When macular oedema involves or threatens the central macula (fovea) it is clinically significant macular oedema (CSME). CSME
is typically associated with mild or moderate loss of vision (e.g., between 20/20 and 20/200), but occasionally legal blindness
(<20/200 in the better eye) occurs. CSME is most often treated with a light laser treatment to the macula that aims to seal
leaking microaneurysms and promote resorption of intraretinal exudation. Laser treatment reduces the risk of subsequent vision
loss by 50%.14 However, macular laser improves vision in relatively few patients with CSME and provides little benefit for patients with
diffuse macular leakage. In these patients, the long-acting depot steroid triamcinolone acetonide (kenalog) given by intravitreal
or periocular injection may reduce oedema and improve vision,15 but its use is limited by the need for repeated injections and the common side effects of cataract and glaucoma. Intravitreal
injections of anti-VEGF antibodies ranibizumab (Lucentis) and bevacizumab (Avastin) are now in clinical use for patients with
CSME, though their precise role is under investigation.16 Anti-VEGF therapy also requires frequent repeated injections, and alternative means to inhibit VEGF activity (e.g., RNA
silencing, gene transfer, and small-molecule antagonists) are under development. The presence of neovessels does not affect vision, but the complications of vitreous haemorrhage and fibrosis are the most
common causes of more severe vision loss among diabetic patients. The mainstay of therapy for PDR is a destructive laser procedure
known as panretinal photocoagulation (PRP). Although the exact mechanism for PRP is uncertain, it is thought that destruction
of peripheral retina decreases retinal metabolic activity, thereby relieving ischaemia-induced hypoxia, which is the stimulus
for abnormal retinal angiogenesis. PRP is highly effective for regression of neovessels (Figure 2D) and prevention of severe
vision loss,17 but is sometimes painful and may reduce peripheral vision. Anti-VEGF agents are useful in situations where rapid though
temporary regression of neovessels is desired. Vitreous haemorrhage is initially managed by observation alone since blood often spontaneously resorbs over several weeks.

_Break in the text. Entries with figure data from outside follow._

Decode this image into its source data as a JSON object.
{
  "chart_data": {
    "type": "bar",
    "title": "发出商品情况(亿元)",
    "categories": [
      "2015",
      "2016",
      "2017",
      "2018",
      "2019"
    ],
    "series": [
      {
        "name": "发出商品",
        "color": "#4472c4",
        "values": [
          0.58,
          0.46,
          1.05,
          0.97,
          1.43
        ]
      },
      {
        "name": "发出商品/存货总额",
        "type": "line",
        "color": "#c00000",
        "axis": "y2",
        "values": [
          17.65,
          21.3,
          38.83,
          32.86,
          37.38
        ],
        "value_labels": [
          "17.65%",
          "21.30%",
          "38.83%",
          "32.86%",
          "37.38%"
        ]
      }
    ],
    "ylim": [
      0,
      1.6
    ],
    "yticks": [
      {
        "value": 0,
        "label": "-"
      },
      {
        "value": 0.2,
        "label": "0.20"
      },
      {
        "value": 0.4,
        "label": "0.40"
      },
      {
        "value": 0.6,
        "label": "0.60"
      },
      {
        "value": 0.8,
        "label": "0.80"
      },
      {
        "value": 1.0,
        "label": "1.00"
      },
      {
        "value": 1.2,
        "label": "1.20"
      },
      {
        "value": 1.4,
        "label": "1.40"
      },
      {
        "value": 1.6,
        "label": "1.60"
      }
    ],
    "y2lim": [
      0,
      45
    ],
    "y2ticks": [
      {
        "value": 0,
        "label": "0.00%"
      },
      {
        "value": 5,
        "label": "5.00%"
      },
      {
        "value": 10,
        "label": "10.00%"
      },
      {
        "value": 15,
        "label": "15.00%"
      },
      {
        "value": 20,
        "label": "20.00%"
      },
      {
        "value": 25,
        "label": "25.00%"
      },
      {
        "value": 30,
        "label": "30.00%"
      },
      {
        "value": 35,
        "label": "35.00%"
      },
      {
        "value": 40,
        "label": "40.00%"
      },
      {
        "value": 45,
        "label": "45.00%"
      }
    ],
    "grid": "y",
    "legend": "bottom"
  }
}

Anti-VEGF agents may accelerate clearing by reducing neovessels and their tendency to bleed. For eyes that do not clear, surgical
evacuation (posterior vitrectomy) is recommended to restore clarity and to allow intraoperative placement of PRP. Tractional retinal detachments due to epiretinal fibrovascular proliferation present a formidable surgical challenge. Meticulous
removal of contractile tissues and intraocular tamponade with inert gases or silicone oil often achieves anatomic and functional
success, but recurrent detachment is common and visual results may be disappointing. Pharmacologic prevention of intraocular
fibrosis is not currently available. Diabetic patients are at risk from several ocular conditions in addition to retinopathy. Widely fluctuating blood glucose
levels cause osmotic gradients across the lens epithelium, transient lens swelling and blurring. Cataract is more common and
presents at a younger age in diabetics. Diplopia may result from cranial nerve palsies. Retinal vein occlusions are associated
with diabetes. Finally, severe ocular ischaemia in DR may elicit neovascularization in the iris, where it can obstruct aqueous
humor outflow and elevate intraocular pressure. This 'neovascular glaucoma' is often painful, difficult to treat, and may
rapidly result in permanent loss of vision.